Aisha’s notion of “beauty with purpose” comes alive in Gather in Light — 60 Lights, One Future, a project created under the Sustainable Markets Initiative to support the Singapore Red Cross. “We designed sixty rechargeable marble lamps, each a symbol of light and hope,” she explains. “It celebrates creativity, connection and community through the power of giving.”

Her earlier ventures under Hills & West reveal the same ethos. “Purpose remains the foundation,” she says. “Each piece carries story, purpose and livelihood — a wearable expression of connection and creativity.”

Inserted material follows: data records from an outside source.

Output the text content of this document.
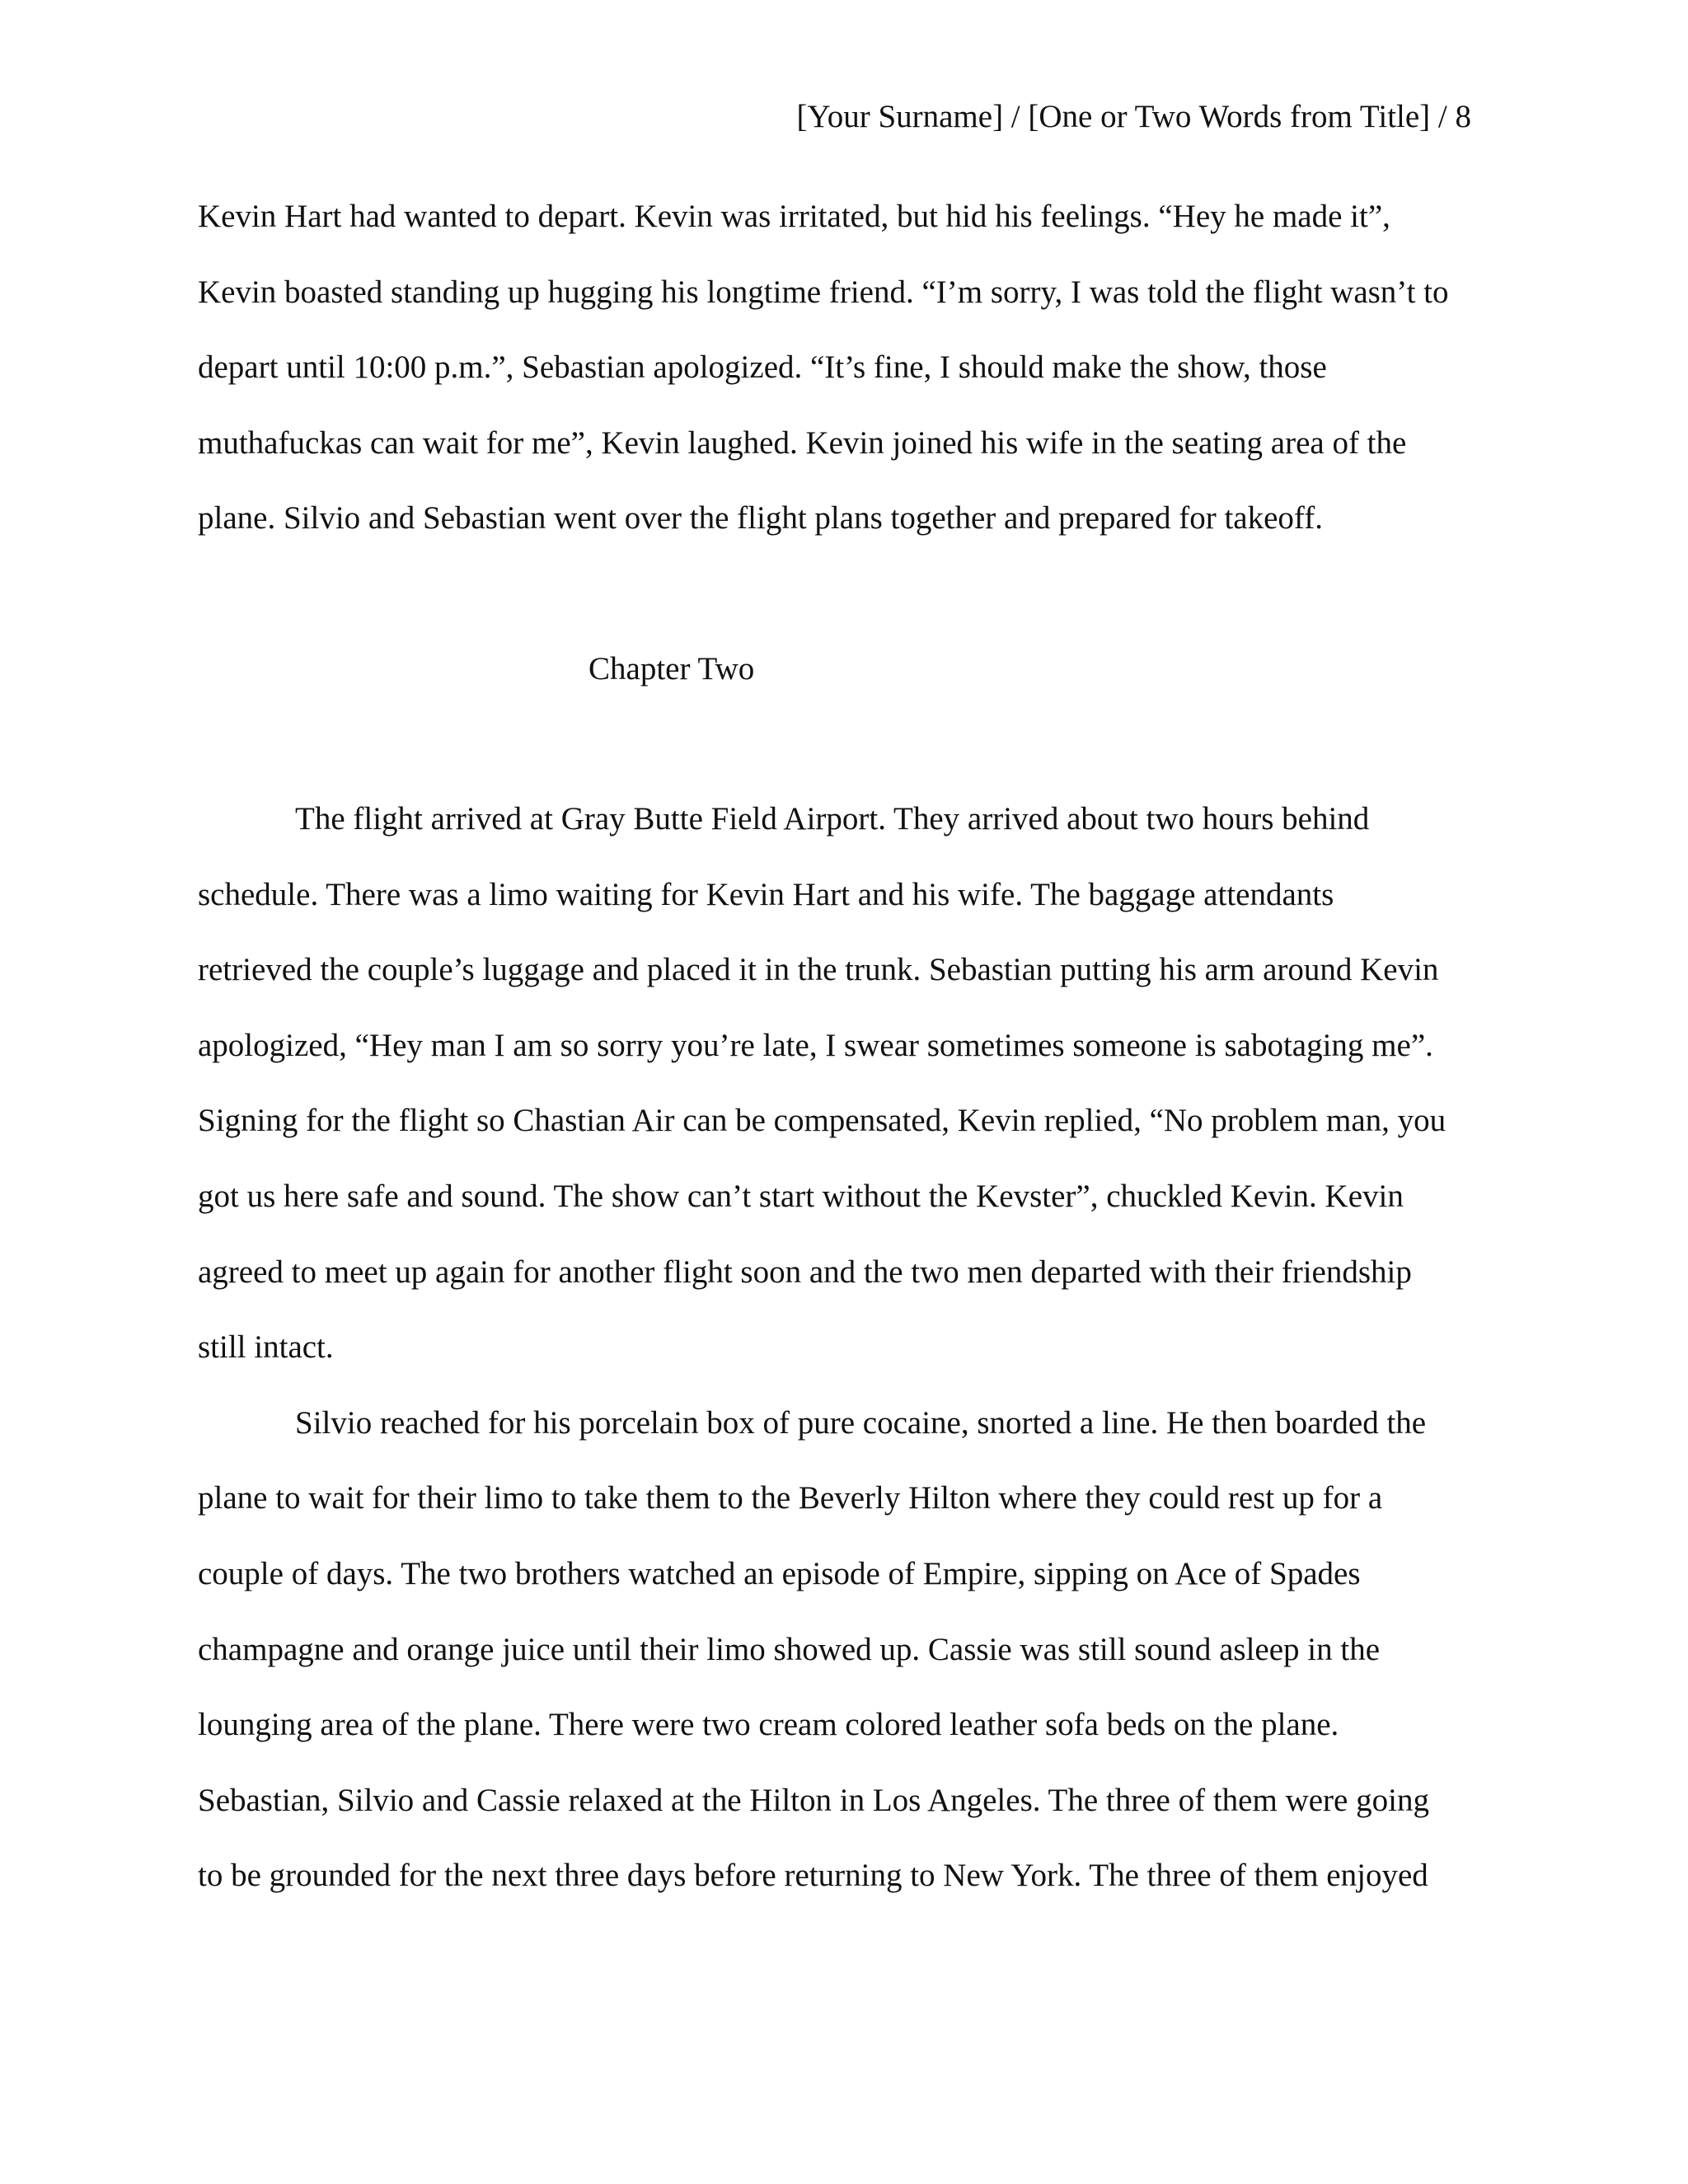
[Your Surname] / [One or Two Words from Title] / 8
Kevin Hart had wanted to depart. Kevin was irritated, but hid his feelings. “Hey he made it”,
Kevin boasted standing up hugging his longtime friend. “I’m sorry, I was told the flight wasn’t to
depart until 10:00 p.m.”, Sebastian apologized. “It’s fine, I should make the show, those
muthafuckas can wait for me”, Kevin laughed. Kevin joined his wife in the seating area of the
plane. Silvio and Sebastian went over the flight plans together and prepared for takeoff.
Chapter Two
The flight arrived at Gray Butte Field Airport. They arrived about two hours behind
schedule. There was a limo waiting for Kevin Hart and his wife. The baggage attendants
retrieved the couple’s luggage and placed it in the trunk. Sebastian putting his arm around Kevin
apologized, “Hey man I am so sorry you’re late, I swear sometimes someone is sabotaging me”.
Signing for the flight so Chastian Air can be compensated, Kevin replied, “No problem man, you
got us here safe and sound. The show can’t start without the Kevster”, chuckled Kevin. Kevin
agreed to meet up again for another flight soon and the two men departed with their friendship
still intact.
Silvio reached for his porcelain box of pure cocaine, snorted a line. He then boarded the
plane to wait for their limo to take them to the Beverly Hilton where they could rest up for a
couple of days. The two brothers watched an episode of Empire, sipping on Ace of Spades
champagne and orange juice until their limo showed up. Cassie was still sound asleep in the
lounging area of the plane. There were two cream colored leather sofa beds on the plane.
Sebastian, Silvio and Cassie relaxed at the Hilton in Los Angeles. The three of them were going
to be grounded for the next three days before returning to New York. The three of them enjoyed
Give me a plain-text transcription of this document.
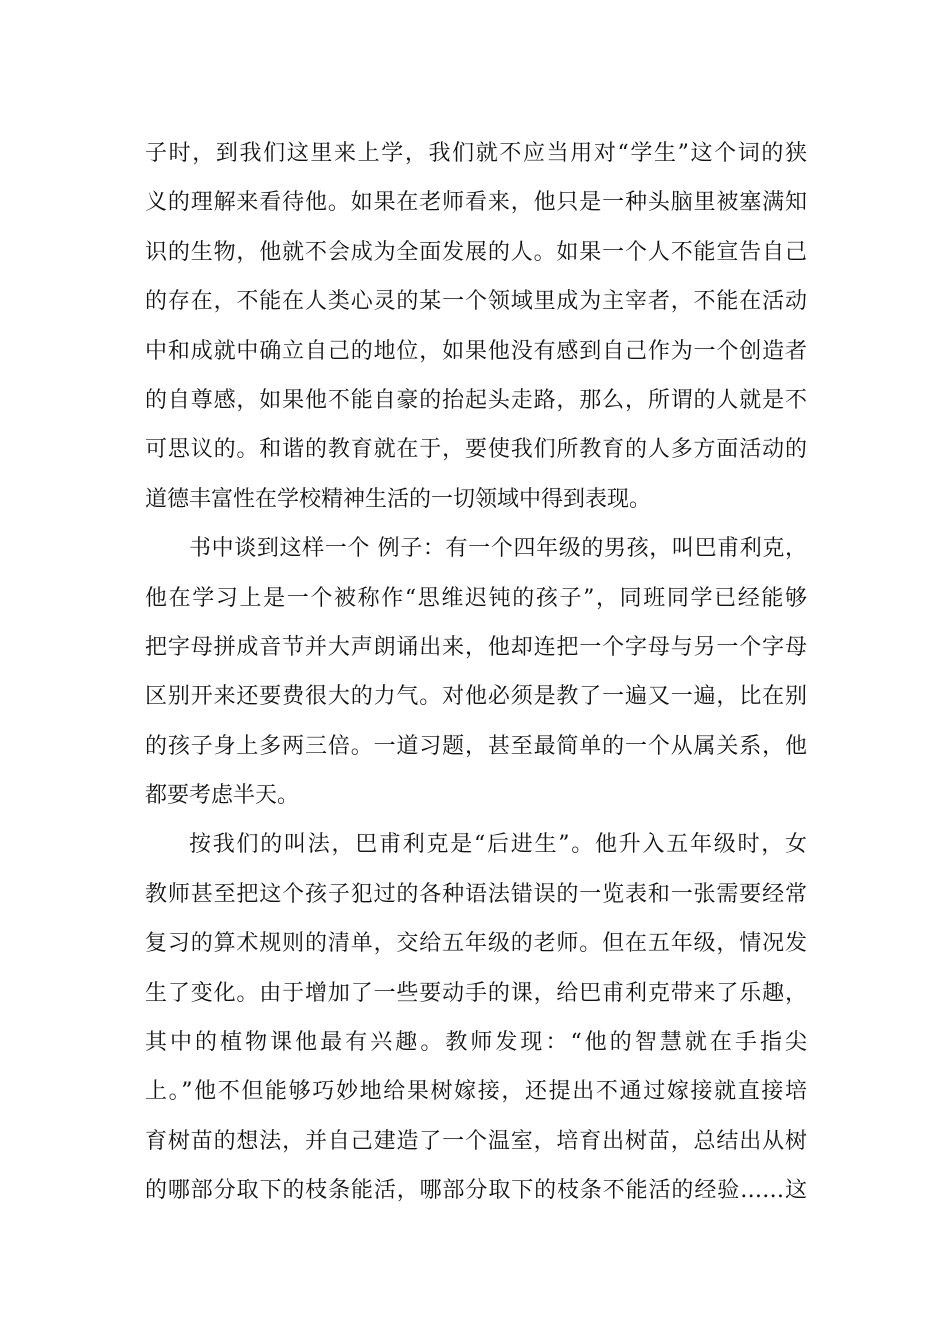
子时，到我们这里来上学，我们就不应当用对“学生”这个词的狭
义的理解来看待他。如果在老师看来，他只是一种头脑里被塞满知
识的生物，他就不会成为全面发展的人。如果一个人不能宣告自己
的存在，不能在人类心灵的某一个领域里成为主宰者，不能在活动
中和成就中确立自己的地位，如果他没有感到自己作为一个创造者
的自尊感，如果他不能自豪的抬起头走路，那么，所谓的人就是不
可思议的。和谐的教育就在于，要使我们所教育的人多方面活动的
道德丰富性在学校精神生活的一切领域中得到表现。
书中谈到这样一个 例子：有一个四年级的男孩，叫巴甫利克，
他在学习上是一个被称作“思维迟钝的孩子”，同班同学已经能够
把字母拼成音节并大声朗诵出来，他却连把一个字母与另一个字母
区别开来还要费很大的力气。对他必须是教了一遍又一遍，比在别
的孩子身上多两三倍。一道习题，甚至最简单的一个从属关系，他
都要考虑半天。
按我们的叫法，巴甫利克是“后进生”。他升入五年级时，女
教师甚至把这个孩子犯过的各种语法错误的一览表和一张需要经常
复习的算术规则的清单，交给五年级的老师。但在五年级，情况发
生了变化。由于增加了一些要动手的课，给巴甫利克带来了乐趣，
其中的植物课他最有兴趣。教师发现：“他的智慧就在手指尖
上。”他不但能够巧妙地给果树嫁接，还提出不通过嫁接就直接培
育树苗的想法，并自己建造了一个温室，培育出树苗，总结出从树
的哪部分取下的枝条能活，哪部分取下的枝条不能活的经验……这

For Aisha, success is measured not in scale but in meaning. “Success is when design inspires emotion — when someone pauses and smiles,” she says. “It’s making people happy one at a time and leaving the world a little better, however small the gesture.”

The Future of Craft

Venetia hopes Atelier V&A will become “a recognised home for craftsmanship in Asia, a place where emerging designers collaborate with master artisans creating work that speaks globally but feels rooted here.”

Aisha’s vision complements it. “We want to champion Singapore’s craftsmanship, inspire locally and share globally,” she says. “We’re building a family of sculptural design lovers who believe beauty and craft connect us all.”

Ultimately, both founders see design as a form of communication — an enduring conversation between hand, heart and material. “Timelessness is emotional endurance,” Venetia says. “A piece lasts because it continues to mean something.”

And that may be Atelier V&A’s most resonant legacy: to remind us that in an age of mass production and fleeting trends, true craftsmanship, and true beauty, still come from the heart.